Whoever was behind the massive blast that left a crater several metres deep, one of the primary casualties will likely be Afghanistan's already sputtering peace process. One Western official based in Kabul, speaking on the condition that he wouldn't be named, suggested the attack may have been aimed at derailing a 21-country peace summit that the Afghan capital was preparing to host on June 6.

Wednesday's bomb went off on a main road near the German embassy and came about a week after Germans envoys received a warning that the Haqqani network wanted to target the that country's diplomatic mission.

Security personnel at the German embassy took the threat seriously and moved staff out of a building closest to the exterior wall of the embassy compound. The Western official said that decision "likely saved lives."

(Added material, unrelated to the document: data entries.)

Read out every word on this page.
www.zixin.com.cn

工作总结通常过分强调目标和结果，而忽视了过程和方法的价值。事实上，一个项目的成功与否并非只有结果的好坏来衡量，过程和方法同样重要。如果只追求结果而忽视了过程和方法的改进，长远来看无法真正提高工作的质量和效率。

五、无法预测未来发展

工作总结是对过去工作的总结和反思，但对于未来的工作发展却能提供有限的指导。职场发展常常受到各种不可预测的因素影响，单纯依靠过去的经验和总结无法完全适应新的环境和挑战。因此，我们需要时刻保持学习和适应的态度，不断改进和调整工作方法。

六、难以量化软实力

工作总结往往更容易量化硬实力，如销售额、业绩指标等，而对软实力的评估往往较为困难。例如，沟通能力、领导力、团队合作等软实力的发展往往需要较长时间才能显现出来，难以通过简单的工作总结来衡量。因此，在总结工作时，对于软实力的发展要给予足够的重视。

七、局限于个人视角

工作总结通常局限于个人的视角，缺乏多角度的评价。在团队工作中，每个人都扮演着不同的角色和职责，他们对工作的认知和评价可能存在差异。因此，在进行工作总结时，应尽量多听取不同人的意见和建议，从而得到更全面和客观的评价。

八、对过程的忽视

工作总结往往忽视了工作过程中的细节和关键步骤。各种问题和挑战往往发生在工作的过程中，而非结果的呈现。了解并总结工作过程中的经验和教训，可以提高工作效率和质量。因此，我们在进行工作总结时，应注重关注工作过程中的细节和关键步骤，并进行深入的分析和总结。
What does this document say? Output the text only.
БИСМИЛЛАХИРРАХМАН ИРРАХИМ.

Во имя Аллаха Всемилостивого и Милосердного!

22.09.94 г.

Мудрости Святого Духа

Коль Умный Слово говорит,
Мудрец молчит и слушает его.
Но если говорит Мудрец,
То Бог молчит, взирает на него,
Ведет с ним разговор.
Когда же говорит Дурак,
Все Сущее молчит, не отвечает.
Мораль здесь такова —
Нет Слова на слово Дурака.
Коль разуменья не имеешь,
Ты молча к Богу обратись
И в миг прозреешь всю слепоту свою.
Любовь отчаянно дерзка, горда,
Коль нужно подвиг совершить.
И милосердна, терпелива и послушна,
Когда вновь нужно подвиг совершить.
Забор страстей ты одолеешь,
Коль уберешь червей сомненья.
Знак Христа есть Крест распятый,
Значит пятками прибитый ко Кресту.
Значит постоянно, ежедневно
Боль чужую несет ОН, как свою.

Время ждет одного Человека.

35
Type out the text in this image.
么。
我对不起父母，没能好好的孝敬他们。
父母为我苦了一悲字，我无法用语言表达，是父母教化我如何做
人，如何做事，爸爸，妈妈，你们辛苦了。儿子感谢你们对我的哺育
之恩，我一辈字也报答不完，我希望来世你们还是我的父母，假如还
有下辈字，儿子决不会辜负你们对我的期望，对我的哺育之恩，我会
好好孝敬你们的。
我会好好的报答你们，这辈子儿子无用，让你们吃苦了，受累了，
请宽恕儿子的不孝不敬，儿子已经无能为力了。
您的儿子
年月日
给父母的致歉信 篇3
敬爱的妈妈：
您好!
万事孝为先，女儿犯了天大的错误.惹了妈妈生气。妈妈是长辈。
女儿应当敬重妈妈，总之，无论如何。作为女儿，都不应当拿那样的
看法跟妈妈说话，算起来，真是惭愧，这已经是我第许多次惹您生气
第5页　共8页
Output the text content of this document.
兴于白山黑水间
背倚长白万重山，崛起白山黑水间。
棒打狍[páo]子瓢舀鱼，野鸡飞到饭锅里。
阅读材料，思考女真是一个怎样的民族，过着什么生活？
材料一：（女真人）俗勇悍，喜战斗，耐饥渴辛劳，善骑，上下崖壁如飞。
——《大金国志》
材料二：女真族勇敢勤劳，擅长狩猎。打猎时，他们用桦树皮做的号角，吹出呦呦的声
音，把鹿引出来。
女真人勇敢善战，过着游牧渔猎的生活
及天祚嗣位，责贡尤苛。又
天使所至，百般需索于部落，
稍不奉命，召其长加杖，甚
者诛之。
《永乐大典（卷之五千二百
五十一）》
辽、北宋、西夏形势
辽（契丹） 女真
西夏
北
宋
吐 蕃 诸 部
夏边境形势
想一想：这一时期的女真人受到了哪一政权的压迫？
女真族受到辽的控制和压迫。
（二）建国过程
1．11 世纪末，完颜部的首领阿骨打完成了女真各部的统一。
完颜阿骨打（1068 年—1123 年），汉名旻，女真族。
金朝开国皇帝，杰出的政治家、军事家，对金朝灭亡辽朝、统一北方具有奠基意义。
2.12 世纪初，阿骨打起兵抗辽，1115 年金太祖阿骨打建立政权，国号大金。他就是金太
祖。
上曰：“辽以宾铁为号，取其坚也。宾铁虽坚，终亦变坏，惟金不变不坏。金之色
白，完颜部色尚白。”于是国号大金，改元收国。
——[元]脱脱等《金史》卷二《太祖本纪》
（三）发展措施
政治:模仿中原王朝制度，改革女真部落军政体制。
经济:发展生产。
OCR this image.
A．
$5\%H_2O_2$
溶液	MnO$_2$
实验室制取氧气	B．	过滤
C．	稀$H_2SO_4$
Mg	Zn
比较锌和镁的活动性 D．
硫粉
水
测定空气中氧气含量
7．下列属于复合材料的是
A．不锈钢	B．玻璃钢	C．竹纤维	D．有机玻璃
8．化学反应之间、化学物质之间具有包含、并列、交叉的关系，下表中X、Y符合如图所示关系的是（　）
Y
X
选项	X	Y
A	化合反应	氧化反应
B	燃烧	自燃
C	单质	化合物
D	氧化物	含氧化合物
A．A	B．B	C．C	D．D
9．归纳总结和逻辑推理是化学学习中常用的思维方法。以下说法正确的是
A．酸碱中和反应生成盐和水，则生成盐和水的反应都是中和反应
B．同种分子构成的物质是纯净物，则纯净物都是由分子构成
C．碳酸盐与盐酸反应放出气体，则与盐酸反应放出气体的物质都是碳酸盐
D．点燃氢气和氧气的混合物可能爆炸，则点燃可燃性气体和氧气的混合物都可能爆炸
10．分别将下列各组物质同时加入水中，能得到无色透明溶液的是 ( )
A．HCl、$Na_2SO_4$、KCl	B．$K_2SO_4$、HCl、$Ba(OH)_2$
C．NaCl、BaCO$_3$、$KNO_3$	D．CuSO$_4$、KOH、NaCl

The chances of success of the June 6 peace summit were considered vanishingly small even before the attack. Clashes between the national army and the Taliban – which declined an invitation to send representatives to the June 6 meeting – have spiked 20 per cent this year, according to U.S. government figures.

Violence is now at the highest rate in the past decade, and it's the Taliban that are making gains. The national army now holds just 60 per cent of the country's territory, down from 70 per cent a year ago.

"Peace efforts have failed for a simple reason: The Taliban has no incentive to step off the battlefield when it's making so many gains on it," Mr. Kugelman said.